To plot the relation between abundances and SiOH4 I would simply compute a mean value for each Site. The relation show that there is a constant increase of abundances with SiOH4 levels: Plot1.
Now I tried running a GAM on this data using the following code:
mod_gam1 <- gam(Abundance ~ s(isotherm, bs = "cr", k = 5)
+ SPM + s(SiOH4, bs = "cr", k = 5), data = test.gam, family = gaussian(link = log), gamma = 1.4)
giving me these results:
Family: gaussian
Link function: log
Formula:
Abundance ~ s(isotherm, bs = "cr", k = 5) + SPM + s(SiOH4, bs = "cr",
k = 5)
Parametric coefficients:
Estimate Std. Error t value Pr(>|t|)
(Intercept) -8.182e-01 8.244e-02 -9.925 < 2e-16 ***
SPM -4.356e-08 1.153e-08 -3.778 0.000219 ***
---
Signif. codes: 0 ‘***’ 0.001 ‘**’ 0.01 ‘*’ 0.05 ‘.’ 0.1 ‘ ’ 1
Approximate significance of smooth terms:
edf Ref.df F p-value
s(isotherm) 2.019 2.485 10.407 1.46e-05 ***
s(SiOH4) 3.861 3.986 9.823 1.01e-06 ***
---
Signif. codes: 0 ‘***’ 0.001 ‘**’ 0.01 ‘*’ 0.05 ‘.’ 0.1 ‘ ’ 1
R-sq.(adj) = 0.492 Deviance explained = 51.2%
GCV = 0.044202 Scale est. = 0.040674 n = 177
So I am happy quite happy about the results but then by checking with gam.check
, I find that k is too low.
Method: GCV Optimizer: outer newton
full convergence after 8 iterations.
Gradient range [-8.801477e-14,5.555545e-13]
(score 0.04420205 & scale 0.04067442).
Hessian positive definite, eigenvalue range [6.631202e-05,7.084933e-05].
Model rank = 10 / 10
Basis dimension (k) checking results. Low p-value (k-index<1) may
indicate that k is too low, especially if edf is close to k'.
k' edf k-index p-value
s(isotherm) 4.00 2.02 0.85 0.01 **
s(SiOH4) 4.00 3.86 0.59 <2e-16 ***
---
Signif. codes: 0 ‘***’ 0.001 ‘**’ 0.01 ‘*’ 0.05 ‘.’ 0.1 ‘ ’ 1
Note that I voluntarily set my k to 5, otherwise there is an overfit of the pattern.
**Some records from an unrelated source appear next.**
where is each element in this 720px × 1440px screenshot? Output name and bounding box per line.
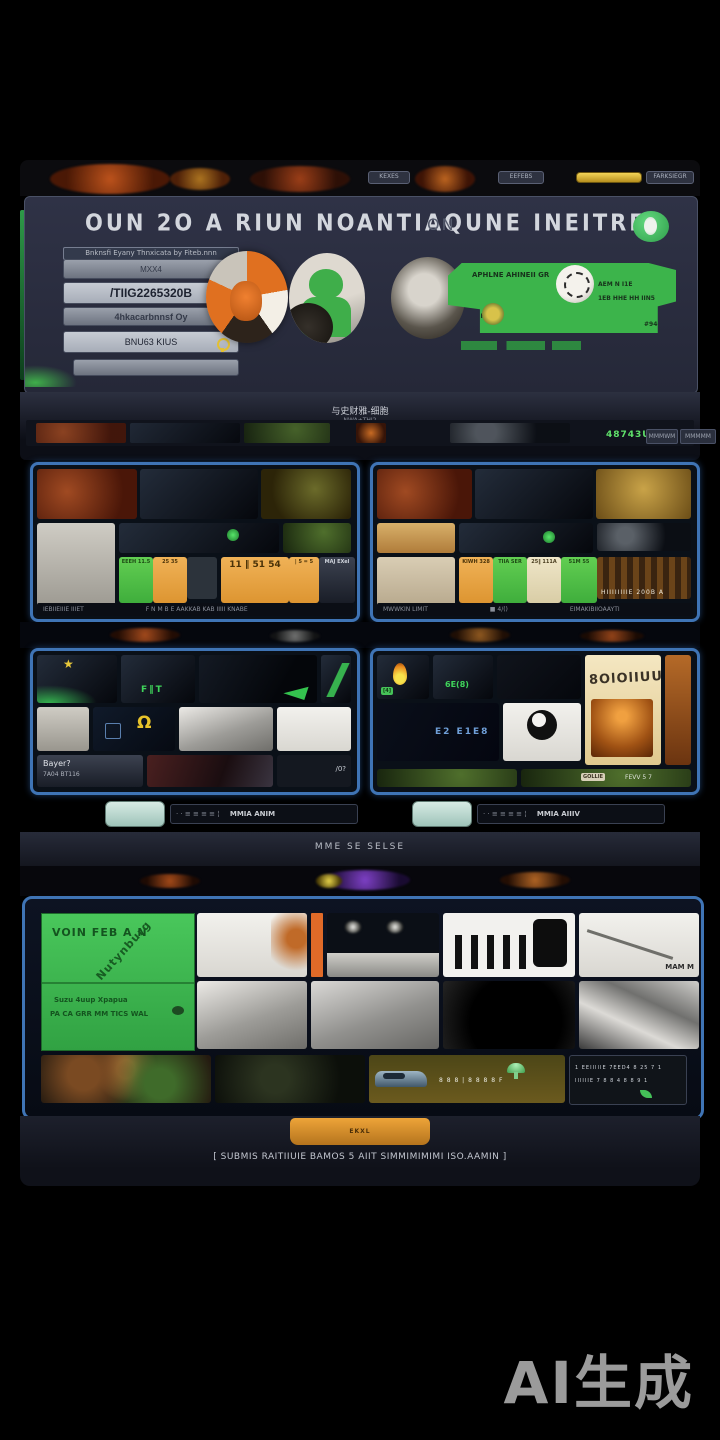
status-thumb — [130, 423, 240, 443]
diagonal-line — [587, 929, 674, 960]
footer-text: ■ 4/() — [490, 606, 508, 613]
car-strip-glyphs: 8 8 8 | 8 8 8 8 F — [439, 1077, 503, 1084]
bottom-bezel: EKXL [ SUBMIS RAITIIUIE BAMOS 5 AIIT SIM… — [20, 1116, 700, 1186]
thumbnail[interactable] — [37, 469, 137, 519]
thumbnail[interactable] — [377, 523, 455, 553]
value-tile-label: 25‖ 111A — [531, 559, 557, 565]
orange-patch — [271, 913, 307, 977]
green-note-card[interactable]: VOIN FEB A N Nutynburg Suzu 4uup Xpapua … — [41, 913, 195, 1051]
swirl-logo-icon — [527, 710, 557, 740]
snow-bank — [327, 953, 439, 977]
card-divider — [42, 982, 194, 984]
green-arrow-icon — [283, 680, 308, 700]
banner-line: #94C — [644, 321, 662, 328]
sketch-tile[interactable] — [197, 913, 307, 977]
header-progress-bar[interactable] — [576, 172, 642, 183]
slider-label: MMIA ANIM — [230, 810, 275, 818]
form-button-3-label: 4hkacarbnnsf Oy — [114, 312, 187, 322]
value-tile[interactable]: 25‖ 111A — [527, 557, 561, 603]
night-lights-strip — [20, 622, 700, 648]
mint-button-left[interactable] — [105, 801, 165, 827]
fire-glow-decor — [415, 166, 475, 192]
value-tile[interactable]: 11 ‖ 51 54 — [221, 557, 289, 603]
flame-icon — [393, 663, 407, 685]
thumbnail[interactable] — [283, 523, 351, 553]
thumbnail[interactable] — [140, 469, 258, 519]
status-button-2[interactable]: MMMMM — [680, 429, 716, 444]
form-button-key[interactable]: BNU63 KIUS — [63, 331, 239, 353]
thumbnail[interactable] — [596, 469, 691, 519]
value-tile-label: 11 ‖ 51 54 — [229, 560, 280, 570]
thumbnail[interactable] — [475, 469, 593, 519]
headlight — [345, 921, 361, 933]
value-tile-label: KIWH 328 — [462, 559, 490, 565]
header-chip-mid-label: EEFEBS — [510, 173, 533, 180]
blue-glyph-label: E2 E1E8 — [435, 727, 489, 737]
banner-line: AEM N I1E — [598, 281, 632, 288]
green-indicator-dot — [543, 531, 555, 543]
fingerprint-badge-icon[interactable] — [633, 211, 669, 242]
value-tile[interactable]: 51M 55 — [561, 557, 597, 603]
slider-ticks: · · ≡ ≡ ≡ ≡ ¦ — [483, 810, 527, 818]
inset-line: IIIIIIE 7 8 8 4 8 8 9 1 — [575, 1078, 648, 1084]
orange-tab-label: EKXL — [349, 1128, 370, 1135]
banner-line: APHLNE AHINEII GR — [472, 271, 549, 279]
bottom-collage-panel: VOIN FEB A N Nutynburg Suzu 4uup Xpapua … — [22, 896, 704, 1120]
green-fragment-decor — [461, 341, 581, 350]
fire-glow-decor — [250, 166, 350, 192]
dark-blob — [533, 919, 567, 967]
card-dot-icon — [172, 1006, 184, 1015]
footer-text: MWWKIN LIMIT — [383, 606, 428, 613]
diagonal-sketch-tile[interactable]: MAM M — [579, 913, 699, 977]
neon-sign-decor — [591, 699, 653, 757]
thumbnail[interactable] — [119, 523, 279, 553]
slider-ticks: · · ≡ ≡ ≡ ≡ ¦ — [176, 810, 220, 818]
glyph-inset: 1 EEIIIIIE 7EED4 8 25 7 1 IIIIIIE 7 8 8 … — [569, 1055, 687, 1105]
dark-tile[interactable] — [443, 981, 575, 1049]
green-indicator-dot — [227, 529, 239, 541]
status-button-2-label: MMMMM — [685, 433, 711, 440]
header-chip-left[interactable]: KEXES — [368, 171, 410, 184]
light-blob — [450, 628, 510, 642]
light-blob — [580, 630, 644, 642]
thumbnail[interactable] — [597, 523, 691, 551]
form-button-empty[interactable] — [73, 359, 239, 376]
bottom-chip: GOLLIE — [581, 773, 605, 781]
headlights-tile[interactable] — [327, 913, 439, 977]
status-thumb — [450, 423, 570, 443]
thumbnail[interactable]: Bayer? 7A04 BT116 — [37, 755, 143, 787]
green-glow — [37, 685, 97, 703]
status-counter: 48743U — [606, 430, 651, 440]
thumbnail[interactable] — [665, 655, 691, 765]
green-card-line: Suzu 4uup Xpapua — [54, 996, 128, 1004]
divider-strip: MME SE SELSE — [20, 832, 700, 866]
top-panel: OUN 2O A RIUN NOANTIAQUNE INEITREO ON Bn… — [24, 196, 698, 394]
slider-bar-left[interactable]: · · ≡ ≡ ≡ ≡ ¦ MMIA ANIM — [170, 804, 358, 824]
status-center-label: 与史财雅-细胞 — [20, 404, 700, 417]
thumbnail[interactable] — [179, 707, 273, 751]
value-tile[interactable]: 25 35 — [153, 557, 187, 603]
blue-box-icon — [105, 723, 121, 739]
value-tile[interactable]: TIIA SER — [493, 557, 527, 603]
footer-text: IEBIIEIIIE IIIET — [43, 606, 84, 613]
drapery-tile[interactable] — [311, 981, 439, 1049]
collage-photo[interactable] — [215, 1055, 365, 1103]
globe-icon — [556, 265, 594, 303]
leaf-icon — [640, 1090, 652, 1098]
banner-line: 1EB HHE HH IIN5 — [598, 295, 655, 302]
thumbnail[interactable] — [199, 655, 317, 703]
thumbnail[interactable] — [497, 655, 581, 699]
key-icon — [217, 338, 230, 351]
thumbnail[interactable]: 8OlOlIUU — [585, 655, 661, 765]
green-glyph-label: 6E(8) — [445, 680, 469, 689]
green-card-line: PA CA GRR MM TICS WAL — [50, 1010, 148, 1018]
thumbnail[interactable] — [321, 655, 351, 703]
gallery-panel-top-left: EEEH 11.5 25 35 11 ‖ 51 54 | 5 = 5 MAJ E… — [30, 462, 360, 622]
status-button-1-label: MMMWM — [649, 433, 676, 440]
value-tile[interactable] — [187, 557, 217, 599]
value-tile-label: TIIA SER — [498, 559, 522, 565]
green-banner: APHLNE AHINEII GR AEM N I1E 1EB HHE HH I… — [448, 263, 676, 333]
slider-bar-right[interactable]: · · ≡ ≡ ≡ ≡ ¦ MMIA AIIIV — [477, 804, 665, 824]
value-tile-label: 51M 55 — [569, 559, 590, 565]
header-chip-mid[interactable]: EEFEBS — [498, 171, 544, 184]
footer-text: EIMAKIBIIOAAYTI — [570, 606, 620, 613]
thumbnail[interactable] — [37, 707, 89, 751]
value-tile-label: | 5 = 5 — [295, 559, 313, 565]
status-strip: 与史财雅-细胞 —NWA+THI2— 48743U MMMWM MMMMM — [20, 392, 700, 460]
divider-label: MME SE SELSE — [20, 842, 700, 852]
thumbnail[interactable] — [503, 703, 581, 761]
thumbnail[interactable]: ★ — [37, 655, 117, 703]
thumbnail[interactable] — [261, 469, 351, 519]
orange-glow — [140, 874, 200, 888]
value-tile-label: 25 35 — [162, 559, 178, 565]
yellow-glow — [316, 874, 342, 888]
smoke-painting-tile[interactable] — [579, 981, 699, 1049]
panel-title: OUN 2O A RIUN NOANTIAQUNE INEITREO — [85, 210, 668, 236]
head-silhouette — [309, 269, 343, 299]
header-chip-right-label: FARKSIEGR — [653, 173, 686, 180]
value-tile[interactable]: HIIIIIIIIE 200B A — [597, 557, 691, 599]
green-corner-glow — [25, 365, 77, 387]
thumbnail[interactable] — [277, 707, 351, 751]
car-icon — [375, 1071, 427, 1087]
value-tile[interactable]: MAJ EXel — [319, 557, 355, 603]
collage-photo[interactable] — [41, 1055, 211, 1103]
panel-title-ghost: ON — [427, 215, 456, 234]
cream-tile-label: 8OlOlIUU — [589, 669, 661, 688]
fence-bars — [455, 935, 533, 969]
gallery-panel-top-right: KIWH 328 TIIA SER 25‖ 111A 51M 55 HIIIII… — [370, 462, 700, 622]
form-button-key-label: BNU63 KIUS — [125, 337, 178, 347]
value-tile[interactable]: KIWH 328 — [459, 557, 493, 603]
thumbnail[interactable] — [459, 523, 593, 553]
gallery-panel-bottom-right: [4] 6E(8) 8OlOlIUU E2 E1E8 GOLLIE FEVV 5… — [370, 648, 700, 795]
value-tile-label: HIIIIIIIIE 200B A — [601, 589, 664, 596]
thumbnail[interactable]: 6E(8) — [433, 655, 493, 699]
value-tile-label: EEEH 11.5 — [122, 559, 151, 565]
panel-footer: MWWKIN LIMIT ■ 4/() EIMAKIBIIOAAYTI — [377, 603, 693, 616]
panel-footer: IEBIIEIIIE IIIET F N M B E AAKKAB KAB II… — [37, 603, 353, 616]
tile-caption: Bayer? — [43, 759, 71, 768]
status-flare — [356, 423, 386, 443]
thumbnail[interactable] — [377, 469, 472, 519]
ai-watermark: AI生成 — [504, 1336, 694, 1420]
top-header-strip: KEXES EEFEBS FARKSIEGR — [20, 160, 700, 196]
fence-sketch-tile[interactable] — [443, 913, 575, 977]
thumbnail[interactable] — [377, 769, 517, 787]
value-tile[interactable]: | 5 = 5 — [289, 557, 319, 603]
thumbnail[interactable]: [4] — [377, 655, 429, 699]
shield-icon — [482, 303, 504, 325]
header-chip-right[interactable]: FARKSIEGR — [646, 171, 694, 184]
status-thumb — [36, 423, 126, 443]
orange-divider-strip — [311, 913, 323, 977]
tile-caption: 7A04 BT116 — [43, 771, 80, 778]
thumbnail[interactable]: /0? — [277, 755, 351, 787]
green-streak — [325, 663, 351, 697]
headlight — [387, 921, 403, 933]
green-glyph-label: F‖T — [141, 685, 164, 695]
thumbnail[interactable] — [147, 755, 273, 787]
thumbnail[interactable]: GOLLIE FEVV 5 7 — [521, 769, 691, 787]
footer-text: F N M B E AAKKAB KAB IIIII KNABE — [146, 606, 248, 613]
form-input-serial-value: /TIIG2265320B — [110, 286, 192, 300]
bottom-chip-text: FEVV 5 7 — [625, 774, 652, 781]
bottom-message: [ SUBMIS RAITIIUIE BAMOS 5 AIIT SIMMIMIM… — [20, 1152, 700, 1162]
drapery-tile[interactable] — [197, 981, 307, 1049]
omega-glyph: Ω — [137, 713, 151, 733]
header-chip-left-label: KEXES — [379, 173, 398, 180]
thumbnail[interactable]: E2 E1E8 — [377, 703, 499, 761]
orange-tab-button[interactable]: EKXL — [290, 1118, 430, 1145]
profile-emblem-icon — [289, 253, 365, 343]
car-strip-tile[interactable]: 8 8 8 | 8 8 8 8 F — [369, 1055, 565, 1103]
mint-button-right[interactable] — [412, 801, 472, 827]
gallery-panel-bottom-left: ★ F‖T Ω Bayer? 7A04 BT116 /0? — [30, 648, 360, 795]
thumbnail[interactable]: F‖T — [121, 655, 195, 703]
status-button-1[interactable]: MMMWM — [646, 429, 678, 444]
orange-glow — [500, 872, 570, 888]
inset-line: 1 EEIIIIIE 7EED4 8 25 7 1 — [575, 1065, 662, 1071]
thumbnail[interactable]: Ω — [93, 707, 175, 751]
star-icon: ★ — [63, 657, 74, 671]
green-chip: [4] — [381, 687, 393, 695]
form-button-1-label: MXX4 — [140, 265, 162, 274]
slider-label: MMIA AIIIV — [537, 810, 580, 818]
status-thumb — [244, 423, 330, 443]
fire-glow-decor — [170, 168, 230, 190]
light-blob — [110, 628, 180, 642]
value-tile[interactable]: EEEH 11.5 — [119, 557, 153, 603]
light-deco-strip — [20, 866, 700, 896]
mushroom-icon — [507, 1063, 525, 1073]
thumbnail[interactable] — [37, 523, 115, 613]
orange-emblem-icon — [206, 251, 288, 343]
light-blob — [270, 630, 320, 642]
fire-glow-decor — [50, 164, 170, 194]
tile-caption: /0? — [335, 765, 346, 773]
value-tile-label: MAJ EXel — [325, 559, 350, 565]
scribble-text: MAM M — [665, 963, 694, 971]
I thought that this might due to the fact that many of the values in SiOH4
are repeated. By modifying my data to keep only the first value of each Site (replacing all other rows with NA) like:
# A tibble: 6 x 5
# Groups: Site [1]
Site Abundance SPM isotherm SiOH4
<chr> <dbl> <dbl> <dbl> <dbl>
1 cycle1 0.769 5960367. 102. 18.2
2 cycle1 0.632 6496360. 97.5 NA
3 cycle1 0.983 5328652. 105 NA
4 cycle1 1 6212034. 110 NA
5 cycle1 0.821 5468987. 105 NA
6 cycle1 0.734 5280549. 112. NA
I hoped preventing this repeated levels. But this way I am also loosing most of my rows, with the na.omit
option on. However running the same GAM, I don't have problems with k being too low after using gam.check
.
So do I need to keep repetitive values and ignore the warning from gam.check
or there is a way to somehow keep all rows even if NA exist?